Is it just us, or does it seem like the hackers are winning the war these days? Major hacking meltdowns with Target, Neiman Marcus and other retailers during and after the holidays affected millions of U.S. customers, and now a nearly week-old hack of major casino operator Las Vegas Sands Corporation continues to be a mystery, with all Sands sites still in lockdown mode as of this weekend.
Adelson’s Controversial Views Noted
To backtrack to how it all started, on Tuesday unknown assailants – reportedly opposed to CEO Sheldon Adelson’s views on the Iranian nuclear situation (because who doesn’t want a rogue country to have access to materials for weapons of mass destruction) – figured out how to get into various Sands Internet sites. Casino customers looking for information on a poker room or their dining options at any Sands venues instead saw messages from an “Anti WMD team,” expressing outrage towards Adelson for his always-shy views, including one presented last year in which the casino curmudgeon said the U.S. should set off their own nuclear armaments somewhere in an Iranian desert to show former leader Mahmoud Ahmadinejad or current leader Hassan Rouhani exactly who was really in charge of Planet Earth.
More alarming than the threatening messages, however, were the names, contact info and even the social security numbers of some Sands Bethlehem, Pennsylvania casino employees, detailed out in a scrolling list by a photo image of Adelson with Israel’s Prime Minister Benjamin Netanyahu.
It also showed where various Sands casinos around the world are located, with the addition of flames tacked onto those located in the United States.
Hovering above the map – and pulling a “who’s the bad guy here, anyway” kind of move – the hackers’ text message read: “Damn A, Don’t let your tongue cut your throat,” while another message at the bottom of the page said, “Encouraging the use of Weapons of Mass Destruction, UNDER ANY CONDITION, is a Crime.”
Right, dudes; sort of like hacking into a major computer site is, as well.
The background of this situ dates back to an October 2013 Adelson speaking appearance in New York, where the outspoken and unabashed friend of Israel said that Iran’s nuclear capabilities were aimed at the Land of Milk and Honey in particular.
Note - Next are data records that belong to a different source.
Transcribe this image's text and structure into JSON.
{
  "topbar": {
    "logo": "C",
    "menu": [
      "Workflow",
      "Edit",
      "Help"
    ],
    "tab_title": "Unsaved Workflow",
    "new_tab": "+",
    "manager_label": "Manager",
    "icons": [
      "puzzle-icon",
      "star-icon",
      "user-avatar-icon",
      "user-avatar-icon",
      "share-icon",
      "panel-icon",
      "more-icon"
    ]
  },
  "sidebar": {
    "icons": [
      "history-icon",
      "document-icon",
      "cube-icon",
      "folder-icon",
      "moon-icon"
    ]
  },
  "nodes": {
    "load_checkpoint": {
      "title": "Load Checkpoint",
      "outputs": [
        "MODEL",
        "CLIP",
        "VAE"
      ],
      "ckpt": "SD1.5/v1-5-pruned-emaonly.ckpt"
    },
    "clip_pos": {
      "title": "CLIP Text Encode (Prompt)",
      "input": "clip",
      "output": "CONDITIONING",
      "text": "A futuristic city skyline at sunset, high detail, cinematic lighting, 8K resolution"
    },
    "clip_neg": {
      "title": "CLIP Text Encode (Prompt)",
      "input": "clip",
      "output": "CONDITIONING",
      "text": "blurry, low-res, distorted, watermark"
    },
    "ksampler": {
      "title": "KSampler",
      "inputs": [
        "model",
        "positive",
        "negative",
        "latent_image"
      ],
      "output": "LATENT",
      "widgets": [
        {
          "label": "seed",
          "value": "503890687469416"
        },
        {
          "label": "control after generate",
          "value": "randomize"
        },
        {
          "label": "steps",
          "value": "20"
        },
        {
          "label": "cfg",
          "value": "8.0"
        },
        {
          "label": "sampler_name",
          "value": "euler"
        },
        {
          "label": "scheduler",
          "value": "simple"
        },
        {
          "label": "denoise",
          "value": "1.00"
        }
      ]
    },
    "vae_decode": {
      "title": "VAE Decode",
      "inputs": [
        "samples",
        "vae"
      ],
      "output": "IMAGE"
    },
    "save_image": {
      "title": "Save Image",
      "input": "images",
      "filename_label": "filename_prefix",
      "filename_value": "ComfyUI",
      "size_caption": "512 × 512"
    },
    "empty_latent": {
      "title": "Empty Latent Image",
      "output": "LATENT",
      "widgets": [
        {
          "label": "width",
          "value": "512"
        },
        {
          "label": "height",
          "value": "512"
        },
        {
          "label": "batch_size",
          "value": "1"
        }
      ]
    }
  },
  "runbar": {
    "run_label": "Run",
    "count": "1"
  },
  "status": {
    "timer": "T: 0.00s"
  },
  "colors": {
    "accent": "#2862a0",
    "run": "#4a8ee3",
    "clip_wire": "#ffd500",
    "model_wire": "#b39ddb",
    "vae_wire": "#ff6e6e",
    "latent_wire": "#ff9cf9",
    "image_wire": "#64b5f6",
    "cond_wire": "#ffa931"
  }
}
While few would probably argue with that statement, Adelson’s further rhetoric saying that America should make a power showing by detonating its own bomb somewhere in Iran’s desert, and that it would “not hurt a soul, except for a few rattlesnakes,” might not have been his finest moment.
A Sands spokesman later had to cover his boss’s derriere a bit by saying that the speech was simply “hyperbole to make a point.”
Various Federal and Nevada Agencies Investigate
As of the end of this week, all Sands’ websites were still down, and no statement had been issued by the casino conglomerate. Meanwhile, the FBI, Secret Service and Nevada regulatory officials have all been scrambling to get to the bottom of the hack, even as reports poured in that Sands’ email accounts and even some of their employees’ own work computers had been hit as well. Websites for Sands properties – ranging from Las Vegas and Pennsylvania to Macau and Singapore – remained down with nothing more than bare-bones property names, contact numbers for the resorts and a “maintenance” message.
Late in the week, Nevada’s Gaming Control Board chairman A.G. Burnett said his agency was primarily focused on discovering if the hackers had been able to access any Sands’ customer data during the hack – including the possibility of grabbing credit card information. With Sands considered to be one of the largest casino operators on the planet, such a grab could have grave consequences indeed.
Burnett said the initial findings were showing that customer credit card information remained safe as far they could tell for now, but added that the investigation was ongoing and by no means a done deal.
Last December, Las Vegas-based casino outfit Affinity Gaming announced a site hack that compromised the credit card information of potentially 400,000 customers who had used the company’s website, following a hack.